The Nobel Prize in Physics 2023 is awarded to Pierre Agostini, Ferenc Krausz and Anne L’Huillier, active in Sweden.
– I am very moved, says the Franco-Swedish professor at the press conference.
The Nobel Prize in Physics goes to a trio: Pierre Agostini, Ferenc Krausz and French-Swedish physicist Anne L’Huillier. They are rewarded for their experiments around flash lighting, which have led to new tools for exploring the world of electrons inside atoms and molecules.
“For experimental methods that generate attosecond pulses of light for studies of electron dynamics in matter,” writes the Nobel Assembly in a press release. An attosecond is one billionth of a billionth of a second. With an exposure time of one attosecond, one can follow the movements of electrons around an atomic nucleus.
Active at Lund University
Anne L’Huillier is French-Swedish and works at Lund University. The Nobel Prize writes on its website that in 1987 she “discovered that a large number of different harmonics of light arose when she transmitted infrared laser light through a noble gas.”

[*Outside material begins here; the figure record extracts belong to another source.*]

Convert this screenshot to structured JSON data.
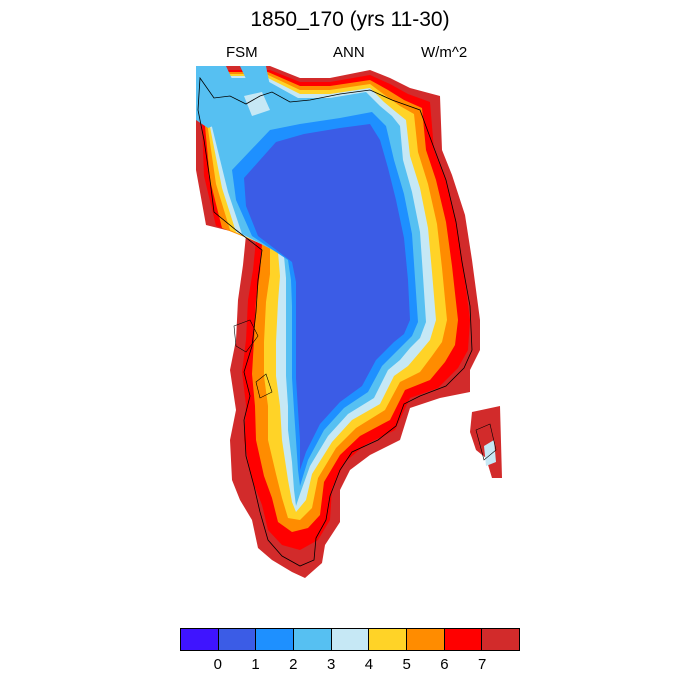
{
  "title": "1850_170 (yrs 11-30)",
  "subtitle": {
    "left": "FSM",
    "center": "ANN",
    "right": "W/m^2"
  },
  "colorbar": {
    "colors": [
      "#3f14ff",
      "#3b5ce6",
      "#1e90ff",
      "#56c0f2",
      "#c6e8f5",
      "#ffd327",
      "#ff8c00",
      "#ff0000",
      "#d22b2b"
    ],
    "tick_labels": [
      "0",
      "1",
      "2",
      "3",
      "4",
      "5",
      "6",
      "7"
    ]
  },
  "map": {
    "region": "Greenland",
    "variable": "FSM",
    "statistic": "ANN",
    "units": "W/m^2",
    "pattern": "interior ice sheet 0-1 W/m^2; coastal margins 3-7 W/m^2, highest in the south and east"
  }
}
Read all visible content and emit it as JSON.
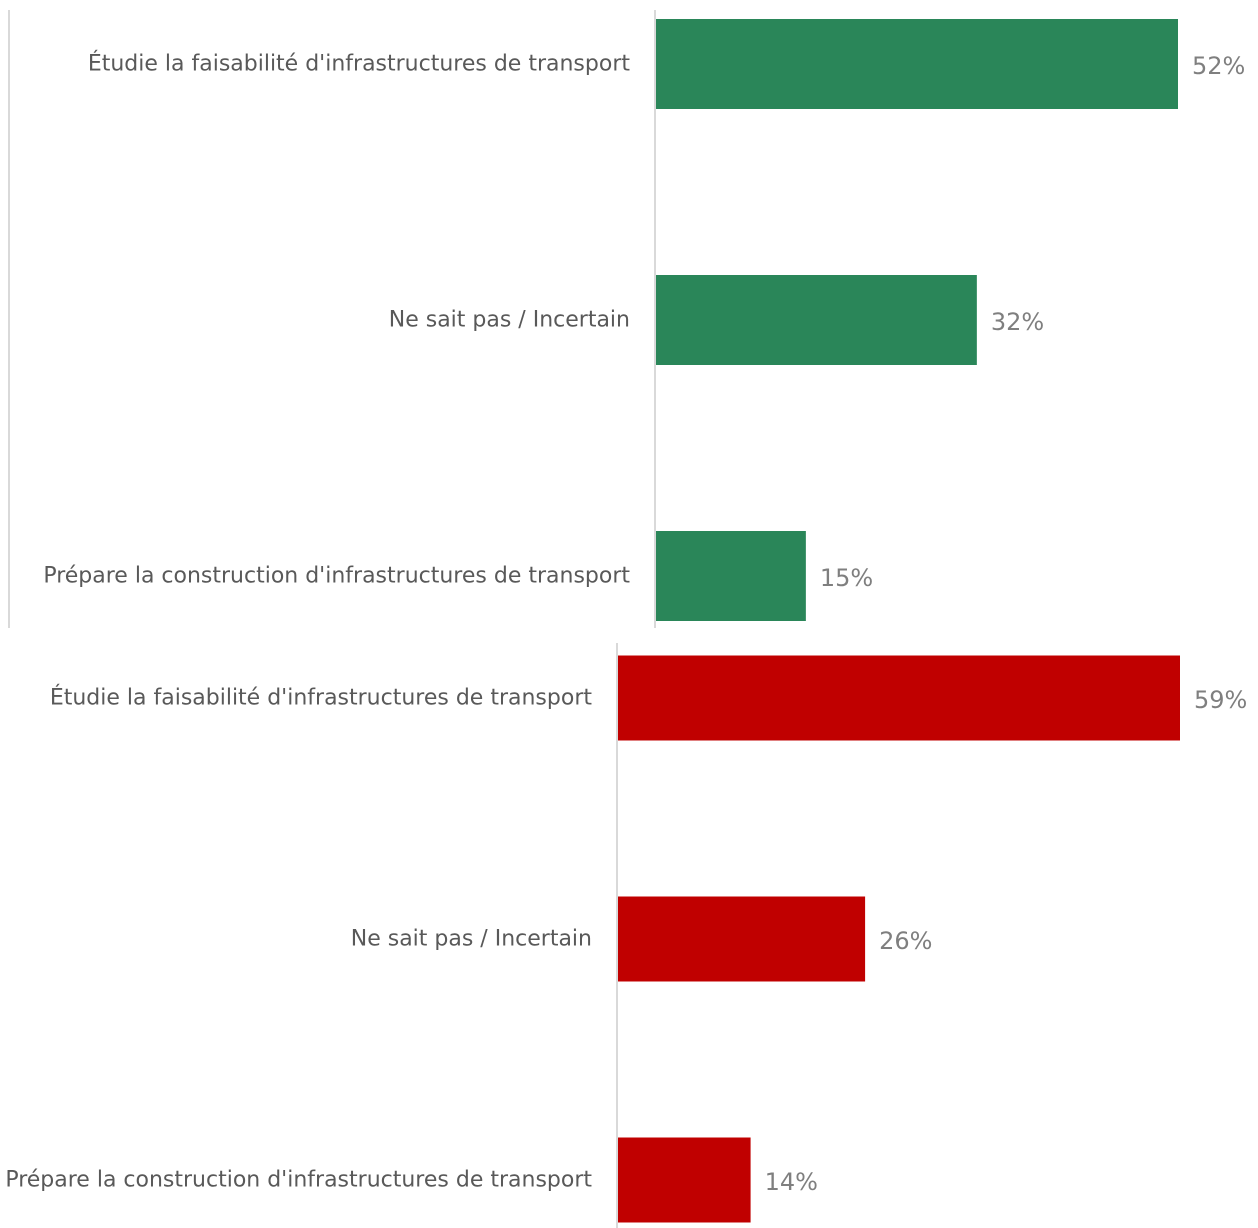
{
  "chart_data": [
    {
      "type": "bar",
      "orientation": "horizontal",
      "categories": [
        "Étudie la faisabilité d'infrastructures de transport",
        "Ne sait pas / Incertain",
        "Prépare la construction d'infrastructures de transport"
      ],
      "values": [
        52,
        32,
        15
      ],
      "value_labels": [
        "52%",
        "32%",
        "15%"
      ],
      "color": "#2a8659",
      "title": "",
      "xlabel": "",
      "ylabel": "",
      "xlim": [
        0,
        52
      ],
      "grid": false,
      "legend": "none"
    },
    {
      "type": "bar",
      "orientation": "horizontal",
      "categories": [
        "Étudie la faisabilité d'infrastructures de transport",
        "Ne sait pas / Incertain",
        "Prépare la construction d'infrastructures de transport"
      ],
      "values": [
        59,
        26,
        14
      ],
      "value_labels": [
        "59%",
        "26%",
        "14%"
      ],
      "color": "#c00000",
      "title": "",
      "xlabel": "",
      "ylabel": "",
      "xlim": [
        0,
        59
      ],
      "grid": false,
      "legend": "none"
    }
  ]
}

– The award means a lot, it is the most prestigious award. Not many women have received it, so it is very special, she says during the press conference.
Pierre Agostini works at Ohio State University in the USA, while Ferenc Krausz belongs to Ludwig-Maximilians University in Germany.
In 2022, Alain Aspect, France, John Clauser, USA and Anton Zeilinger, Austria, were awarded for showing that very small particles can go their separate ways and end up very far apart, but still stay together.